Fakt ist: Ja, Neospora caninum kann im Hundekot vorkommen und dann über dessen Aufnahme durch das Rind zu Fehlgeburten führen. Die Frage ist aber nun, wie kommt der Parasit überhaupt in den Hundekot. Dazu muss der Hund Zugang zu infiziertem Material bekommen. Der Hund infiziert sich selbst über die Aufnahme von rohem Fleisch (Achtung bei Hunden, die gebarft werden! Der Erreger wird zuverlässig abgetötet beim Erhitzen auf 70°C Kerntemperatur für fünf bis zehn Minuten, oder nach Einfrieren bei Minimum -20°C für mindestens vier Tage (nachzulesen bei ESCCAP Infobroschüre Protozoen)) oder infizierten Nachgeburten. Dafür muss er aber erst einmal Zugang zu rohem Fleisch oder einer Nachgeburt haben. Deshalb spielt oft der hofeigene Hund, oder Hunde aus der direkten Nachbarschaft als Überträger eine Rolle. Diese haben theoretisch die Möglichkeit, infizierte Nachgeburten zu fressen und so den Erreger aufzunehmen. Deshalb empfiehlt das Bayerische Landesamt für Gesundheit und Lebensmittelsicherheit (LGL) auch Hofhunde nicht in Ställe und Futterlagerplätze zu lassen und darauf zu achten, dass keine bereits infizierten Rinder in einen Bestand zugekauft werden. Nicht jede Infektion bei einer Kuh führt automatisch zu einer Fehlgeburt. Infizierte Kühe können auch insgesamt gesunde, aber dauerhaft infizierte Kälber zur Welt bringen. Aktuell gibt es keine genauen Angaben, wie oft die Erkrankung in Bayern Überhaupt vorkommt. Das LGL schreibt dazu auf seiner Internetseite (Zitat):

Vorkommen in Bayern

Genaue Angaben über das Vorkommen sind leider noch nicht verfügbar. Bei der Auswertung von Routineuntersuchungen für Nordbayern am LGL Erlangen reagierten 6,8% (92/1357) der serologisch untersuchten Rinder positiv und 22,3% (49/220) der beprobten Betriebe hatten infizierte Tiere in der Herde. Weitere gezielte Untersuchungen zur Häufigkeit für Bayern sind geplant.“

Kommen wir noch einmal auf die Untersuchungen des Friedrich-Loeffler-Institutes zurück.
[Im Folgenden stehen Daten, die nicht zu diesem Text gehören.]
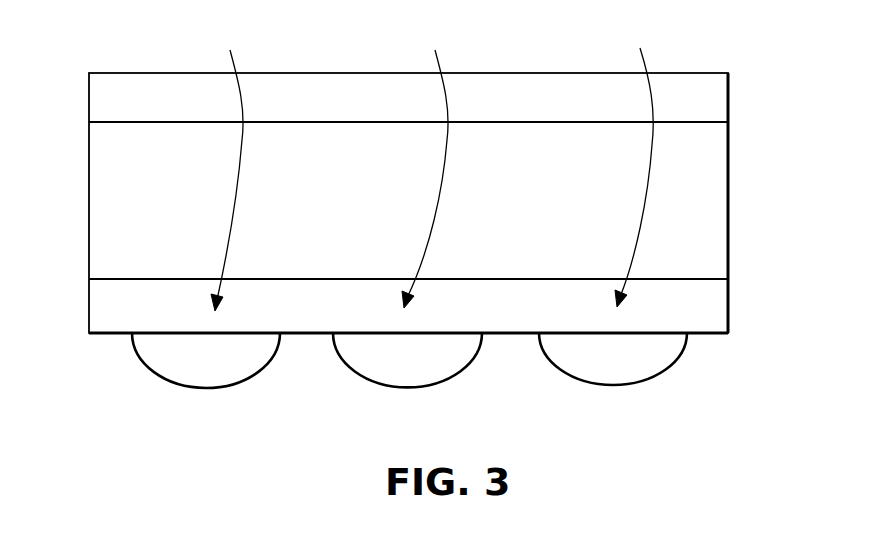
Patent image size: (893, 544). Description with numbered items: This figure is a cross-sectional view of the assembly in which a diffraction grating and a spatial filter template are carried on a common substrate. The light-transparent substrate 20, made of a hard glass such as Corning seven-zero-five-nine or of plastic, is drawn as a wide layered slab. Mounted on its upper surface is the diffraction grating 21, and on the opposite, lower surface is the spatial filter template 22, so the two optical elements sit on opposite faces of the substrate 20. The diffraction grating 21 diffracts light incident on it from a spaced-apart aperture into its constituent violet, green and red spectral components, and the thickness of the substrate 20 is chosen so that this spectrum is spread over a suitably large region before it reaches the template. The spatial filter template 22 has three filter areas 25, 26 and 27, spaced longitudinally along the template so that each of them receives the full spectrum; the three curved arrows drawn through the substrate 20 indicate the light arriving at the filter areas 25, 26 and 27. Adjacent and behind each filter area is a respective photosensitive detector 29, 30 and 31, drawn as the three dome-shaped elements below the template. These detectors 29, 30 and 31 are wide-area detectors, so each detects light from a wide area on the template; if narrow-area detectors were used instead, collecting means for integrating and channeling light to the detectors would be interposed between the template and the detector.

The light-transparent substrate 20 is at (717, 199).
The diffraction grating 21 is at (713, 94).
The spatial filter template 22 is at (715, 303).
The filter area 25 is at (229, 167).
The filter area 26 is at (428, 165).
The filter area 27 is at (636, 164).
The photosensitive detector 29 is at (255, 372).
The photosensitive detector 30 is at (453, 374).
The photosensitive detector 31 is at (657, 373).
Die Arbeitsgruppe des FLI hat ermittelt (Zitat aus: RISIKOBEWERTUNG Rinderaborte durch Neospora caninum – Welche Gefahren gehen von Hundekot auf Weiden aus?): “ Demnach müsste ein Grünlandareal regelmäßig von mindestens 87 Hunden begangen werden, damit – laut dem vorgestellten Simulationsmodell, welches eine Reihe von Annahmen auf der Basis von worst-case Szenarien enthält– zumindest ein geringes Risiko besteht, dass es innerhalb der Herde zu wenigstens einem mit einer exogenen N. caninum-Infektion in Verbindung stehenden Abort kommt. Ob diese Zahl an Hunden in der Realität tatsächlich erreicht wird, hängt sicher von den lokalen Gegebenheiten ab und wird für die Grünlandareale einer jeden Rinderhaltung individuell zu beurteilen sein. Nach unserer Einschätzung wird eine solche Anzahl von Hunden, die ein Grünlandareal regelmäßig begehen, extrem selten erreicht werden. (…) Daher ist davon auszugehen, dass der Aufenthalt von Hunden auf Grünlandarealen von Rinderhaltungen kaum direkt für Abortgeschehen in Rinderherden verantwortlich gemacht werden können. Diese Einschätzung wird durch die Tatsache gestärkt, dass der vorliegenden Modellrechung für die Risikobewertung mehrere eher unrealistische „worst-case“- Szenarien zugrunde liegen.“

In der Zusammenfassung kommen die Autoren der Arbeitsgruppe Neospora des FLI zu dem Schluss (Zitat:)“ (…) In einem auf realistischen Annahmen beruhenden, im Zweifelsfall aber immer Wertebereiche eines worst-case Szenarios einschließenden Simulationsmodell wurde ermittelt, dass erst ab einem regelmäßigen (dass heißt wöchentlich am häufigsten 2 mal, jedoch mindestens einmal und höchstens fünfmal) Aufenthalt von mindestens 87 Hunden während der Weidesaison auf einem Grünlandareal (Weide, Mähweide) ein geringes Abortrisiko besteht. Selbst wenn die angenommene OozystenAusscheidung verzehnfacht wird, müssten nach diesem Simulationsmodell immer noch mindestens 14 Hunde während der gesamten Weidesaison dieses Areal regelmäßig aufsuchen um ein geringes Abortrisiko für den Rinderbestand darzustellen. Die Einbeziehung von worstcase Szenarien in diese Simulation berechtigt zu der Annahme, dass die Zahl von Hunden, die sich auf einem Grünlandareal aufhalten müssen, um mindestens einen N. caninum-bedingten Abort auszulösen, unterschätzt wird, sodass das reale Abortrisiko für Rinderherden, dass durch Hunde auf Grünlandarealen entsteht, noch geringer ist.(…)“

Fazit: Das Risiko, dass Kühe sich über Hundekot mit dem Erreger Neospora caninum infizieren, ist zwar sehr gering, aber nicht zu 100% ausgeschlossen. Deshalb sollten Hundehalter den Hundekot Ihrer Vierbeiner auf Weide und Grünland-, Futterflächen entsorgen bzw. Ihren Hund am Besten dort es gar nicht seine Notdurft entrichten lassen.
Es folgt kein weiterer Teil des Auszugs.